As a trainer, you’ll learn all about the different muscle fiber types and their characteristics.
For example, Type 1 fibers are commonly referred to as endurance fibers. Their primary role is to resist fatigue and maintain muscle contraction for long durations of time. Type 1 fibers typically contain more mitochondria and are smaller in diameter than Type 2 fibers. Additionally, Type 1 fibers will appear reddish with higher levels of blood supply and oxygen, which is necessary to fuel its metabolism.
Type 2 fibers are usually larger and produce greater muscle force. Additionally, the rate of contraction is exponentially faster than Type 1 fibers. These muscle fibers are recruited during explosive, heavy, and high-intensity movements. While producing great amounts of force, they are highly fatigable.
Muscle fiber types vary within each muscle cell. No muscle is comprised solely of one or another, but instead a combination of the two (and intermediate fibers too, such as Type 2a and Type 2b, etc). This is necessary to allow all muscles to produce a variety of muscle fiber contractions depending on the task as well as the environment in which the movement is being utilized.

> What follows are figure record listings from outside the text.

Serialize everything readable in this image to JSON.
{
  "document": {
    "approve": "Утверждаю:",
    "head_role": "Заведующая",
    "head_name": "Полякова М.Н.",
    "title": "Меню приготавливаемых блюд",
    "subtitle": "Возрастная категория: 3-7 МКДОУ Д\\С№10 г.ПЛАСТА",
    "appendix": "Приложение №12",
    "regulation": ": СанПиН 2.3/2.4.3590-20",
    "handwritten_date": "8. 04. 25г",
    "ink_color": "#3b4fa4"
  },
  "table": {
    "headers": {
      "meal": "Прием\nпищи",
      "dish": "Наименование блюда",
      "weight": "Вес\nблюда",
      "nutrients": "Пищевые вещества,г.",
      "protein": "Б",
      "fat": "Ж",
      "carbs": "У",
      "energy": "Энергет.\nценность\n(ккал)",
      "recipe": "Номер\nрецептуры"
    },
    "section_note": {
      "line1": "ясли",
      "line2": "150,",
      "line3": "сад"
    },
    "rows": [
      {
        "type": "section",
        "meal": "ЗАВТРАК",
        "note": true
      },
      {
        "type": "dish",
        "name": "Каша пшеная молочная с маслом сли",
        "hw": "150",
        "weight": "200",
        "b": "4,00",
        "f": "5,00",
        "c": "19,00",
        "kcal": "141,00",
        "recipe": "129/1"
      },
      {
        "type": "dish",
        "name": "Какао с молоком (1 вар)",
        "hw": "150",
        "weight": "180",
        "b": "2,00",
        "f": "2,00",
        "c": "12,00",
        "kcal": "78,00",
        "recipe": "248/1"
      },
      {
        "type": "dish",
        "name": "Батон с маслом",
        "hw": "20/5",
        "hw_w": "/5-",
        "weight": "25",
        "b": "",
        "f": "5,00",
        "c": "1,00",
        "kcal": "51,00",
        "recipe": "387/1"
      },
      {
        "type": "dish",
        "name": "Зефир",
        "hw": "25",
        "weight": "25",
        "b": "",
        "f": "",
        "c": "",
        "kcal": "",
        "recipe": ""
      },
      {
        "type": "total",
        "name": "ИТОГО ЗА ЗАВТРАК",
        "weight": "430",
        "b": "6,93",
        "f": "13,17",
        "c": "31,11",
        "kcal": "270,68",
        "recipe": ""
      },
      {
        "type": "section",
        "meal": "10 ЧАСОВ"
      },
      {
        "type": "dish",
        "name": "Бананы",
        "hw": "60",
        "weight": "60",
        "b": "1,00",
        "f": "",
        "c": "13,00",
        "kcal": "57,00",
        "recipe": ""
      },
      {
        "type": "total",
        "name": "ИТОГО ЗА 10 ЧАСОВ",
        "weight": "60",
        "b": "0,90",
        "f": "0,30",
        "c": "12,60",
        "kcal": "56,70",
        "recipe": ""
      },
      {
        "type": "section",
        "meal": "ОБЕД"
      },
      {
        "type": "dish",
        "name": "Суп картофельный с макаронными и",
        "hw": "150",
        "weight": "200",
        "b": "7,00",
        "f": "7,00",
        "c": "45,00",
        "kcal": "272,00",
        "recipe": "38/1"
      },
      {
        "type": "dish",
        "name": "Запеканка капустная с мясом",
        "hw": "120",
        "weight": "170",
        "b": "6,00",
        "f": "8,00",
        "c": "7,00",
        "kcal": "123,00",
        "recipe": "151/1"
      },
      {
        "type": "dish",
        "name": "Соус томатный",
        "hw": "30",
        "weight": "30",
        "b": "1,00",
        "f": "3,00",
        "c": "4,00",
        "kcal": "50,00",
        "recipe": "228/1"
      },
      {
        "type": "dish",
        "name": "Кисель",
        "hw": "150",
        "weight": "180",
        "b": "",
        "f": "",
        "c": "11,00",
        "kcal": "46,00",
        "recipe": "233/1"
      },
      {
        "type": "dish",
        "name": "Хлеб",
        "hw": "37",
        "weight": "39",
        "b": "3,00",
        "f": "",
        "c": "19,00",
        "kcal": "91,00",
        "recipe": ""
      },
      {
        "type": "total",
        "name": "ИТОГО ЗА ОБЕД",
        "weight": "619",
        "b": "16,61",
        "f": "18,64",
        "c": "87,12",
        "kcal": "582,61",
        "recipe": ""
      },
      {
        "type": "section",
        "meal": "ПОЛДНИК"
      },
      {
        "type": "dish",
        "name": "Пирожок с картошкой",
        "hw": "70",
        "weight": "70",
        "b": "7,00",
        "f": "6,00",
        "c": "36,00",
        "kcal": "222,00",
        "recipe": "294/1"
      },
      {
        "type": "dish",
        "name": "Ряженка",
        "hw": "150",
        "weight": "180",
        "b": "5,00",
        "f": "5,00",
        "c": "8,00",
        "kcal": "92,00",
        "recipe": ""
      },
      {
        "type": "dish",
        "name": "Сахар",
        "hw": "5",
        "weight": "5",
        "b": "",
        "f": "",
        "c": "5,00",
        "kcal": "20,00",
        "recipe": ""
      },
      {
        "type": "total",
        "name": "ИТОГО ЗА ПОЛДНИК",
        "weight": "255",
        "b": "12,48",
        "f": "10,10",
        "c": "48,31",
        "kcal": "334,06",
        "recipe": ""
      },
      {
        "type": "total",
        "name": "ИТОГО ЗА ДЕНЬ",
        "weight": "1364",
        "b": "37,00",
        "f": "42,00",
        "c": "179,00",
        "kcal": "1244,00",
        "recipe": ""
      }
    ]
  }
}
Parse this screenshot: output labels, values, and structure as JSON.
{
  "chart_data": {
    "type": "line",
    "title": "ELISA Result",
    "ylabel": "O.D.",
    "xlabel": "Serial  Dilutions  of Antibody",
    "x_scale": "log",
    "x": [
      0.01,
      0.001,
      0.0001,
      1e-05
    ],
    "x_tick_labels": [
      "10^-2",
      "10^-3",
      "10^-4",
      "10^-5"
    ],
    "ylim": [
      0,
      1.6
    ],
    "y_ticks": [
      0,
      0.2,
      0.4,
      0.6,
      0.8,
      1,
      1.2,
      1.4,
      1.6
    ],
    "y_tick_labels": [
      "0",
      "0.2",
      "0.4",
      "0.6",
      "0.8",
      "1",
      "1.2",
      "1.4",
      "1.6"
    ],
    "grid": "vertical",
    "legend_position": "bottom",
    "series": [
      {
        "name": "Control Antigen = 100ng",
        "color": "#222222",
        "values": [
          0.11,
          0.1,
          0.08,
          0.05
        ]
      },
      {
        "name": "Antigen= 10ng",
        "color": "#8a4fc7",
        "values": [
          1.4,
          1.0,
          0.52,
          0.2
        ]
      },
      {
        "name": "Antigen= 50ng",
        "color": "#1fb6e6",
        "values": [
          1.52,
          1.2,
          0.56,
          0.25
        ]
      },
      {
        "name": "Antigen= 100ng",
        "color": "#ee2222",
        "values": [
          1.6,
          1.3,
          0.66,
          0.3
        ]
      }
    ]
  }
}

Extensive research has been conducted in an attempt to isolate fibers to better understand the relationship between exercise adaptation and muscle characteristics. The most common way to identify muscle fibers is through microscopy dyeing, a process that involves first dissecting a bundle of muscle fibers to isolate a single fiber. Then, the fiber is washed and rinsed with actin solution, dyed with a specific photon-sensitive dye, and placed under a specific microscope to identify its properties. This arduous process can take a very long time, so researchers will typically create hundreds of samples and freeze them for research at a further date.
At San Francisco State University, I have been working in the muscle physiology lab where we have been practicing muscle fiber isolation. The muscle fibers were donated from a subject’s Vastus Lateralis (VL) muscle, one of the 4 muscles of the quadriceps. This muscle is particularly superficial, making the biopsy fairly noninvasive. We then dissected individual fibers from the bundle of muscles and dyed them for further inspection under a light-sensitive Zeiss Confocal microscope.
The final process has not yet been completed. After developing ~ 100 slides, data will be collected and analyzed before being published.
This type of work is very common in muscle physiology labs to provide research-based evidence that certain exercise protocols produce specific adaptions. Hypertrophy, for instance, is commonly seen in Type 2a and Type 2x fibers from high intensity, heavy resistance training, while Type 1 fibers respond to periods of prolonged contraction with lower resistances.
Exercise adaptation is a response to the demands imposed by the workout. This principle is commonly known as Specific Adaptation to Imposed Demands (S.A.I.D. principle). Research has consistently backed this theory by demonstrating that a VL sample taken before and after a specific training regime will show muscle fiber changes as a direct response to the exercises included.